La pregunta más apremiante era cómo pasar por esto sin dañar a Molly. Si su hija estaba a punto de encarar las consecuencias de la decisión más estúpida que Lexi había tomado nunca, Lexi no sabía qué haría. No había niña más valiosa sobre la faz de la tierra que ella. Todo el amor que Lexi había querido siempre derramar sobre otro ser humano (el amor vertido y perdido sobre los puños cerrados de Grant) había sido acogido por las manos abiertas de Molly.

Lexi entró con el ladeado Volvo en un hueco que no era un aparcamiento en la acera que llevaba a su apartamento. El coche chirrió cuando ella salió. Cerró la puerta y pasó por delante del guardabarros delantero en un ángulo estrecho. Sus pies dieron con un objeto metálico que primero se inclinó y después hizo un ruido estrepitoso.

—Oh, no.

Los pintores que habían estado retocando las macetas antes de la siembra de primavera se habían olvidado un bote. Una pequeña laguna de látex negro se formó en el asfalto, al borde de la lata. Lexi se apartó de su alcance y con cautela la recogió por el asa y la transportó por el camino hasta la puerta de su casa. La dejaría en el exterior y se la llevaría al encargado por la mañana.
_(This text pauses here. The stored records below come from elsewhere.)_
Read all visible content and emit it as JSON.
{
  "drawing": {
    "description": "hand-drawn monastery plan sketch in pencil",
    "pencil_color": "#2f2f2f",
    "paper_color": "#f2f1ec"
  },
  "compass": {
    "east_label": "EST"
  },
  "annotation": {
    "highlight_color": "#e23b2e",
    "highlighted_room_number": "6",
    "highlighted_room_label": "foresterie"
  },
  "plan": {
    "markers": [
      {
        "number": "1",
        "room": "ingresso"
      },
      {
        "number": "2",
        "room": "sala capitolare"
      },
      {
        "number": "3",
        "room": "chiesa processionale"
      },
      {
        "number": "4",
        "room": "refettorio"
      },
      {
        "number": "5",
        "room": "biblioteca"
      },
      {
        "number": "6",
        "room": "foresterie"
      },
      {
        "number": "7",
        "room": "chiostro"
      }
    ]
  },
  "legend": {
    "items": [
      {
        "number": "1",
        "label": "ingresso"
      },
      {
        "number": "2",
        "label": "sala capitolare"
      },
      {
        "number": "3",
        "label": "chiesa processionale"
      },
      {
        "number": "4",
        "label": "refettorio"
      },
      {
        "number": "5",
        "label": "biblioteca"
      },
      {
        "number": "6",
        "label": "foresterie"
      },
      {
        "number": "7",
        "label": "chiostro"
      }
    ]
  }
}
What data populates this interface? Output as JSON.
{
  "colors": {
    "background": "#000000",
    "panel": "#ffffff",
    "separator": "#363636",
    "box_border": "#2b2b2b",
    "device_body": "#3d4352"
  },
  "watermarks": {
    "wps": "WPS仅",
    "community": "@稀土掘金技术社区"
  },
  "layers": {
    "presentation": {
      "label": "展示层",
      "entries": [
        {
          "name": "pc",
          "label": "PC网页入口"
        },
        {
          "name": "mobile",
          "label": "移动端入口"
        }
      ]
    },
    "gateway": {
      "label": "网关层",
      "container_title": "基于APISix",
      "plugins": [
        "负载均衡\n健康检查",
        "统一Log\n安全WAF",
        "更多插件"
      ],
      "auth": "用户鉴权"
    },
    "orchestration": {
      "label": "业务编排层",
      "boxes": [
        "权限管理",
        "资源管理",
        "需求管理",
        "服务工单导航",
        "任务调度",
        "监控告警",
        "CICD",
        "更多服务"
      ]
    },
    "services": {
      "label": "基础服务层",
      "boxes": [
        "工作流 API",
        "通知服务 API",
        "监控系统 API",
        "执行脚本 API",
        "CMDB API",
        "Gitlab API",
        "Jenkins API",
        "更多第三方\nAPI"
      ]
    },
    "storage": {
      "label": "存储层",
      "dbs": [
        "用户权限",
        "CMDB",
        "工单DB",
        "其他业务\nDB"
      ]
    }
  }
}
La lámpara de la salita brillaba a través de la ventana a su derecha. La compañera de piso de Lexi probablemente se había quedado dormida en el viejo sillón La-Z-Boy. Gina tenía su propia cama y su propio escritorio para estudiar en su propia habitación, pero la eterna estudiante caía rendida de sueño la mayoría de las noches con algunos densos textos universitarios en su regazo.

Lexi tomó nota mentalmente: Ventana: cerrada. Pasador robusto aún en su sitio en el riel. Esperaba que Gina estuviera durmiendo o leyendo, y no haciendo algo inimaginable.

Oh, déjalo.

Culpaba al asesinato de Tara de su tendencia a saltar sobre imaginarios trenes fugitivos. Si Ward cumplía lo que había dicho, no le haría nada a ella o a Molly antes de la vista de Norm.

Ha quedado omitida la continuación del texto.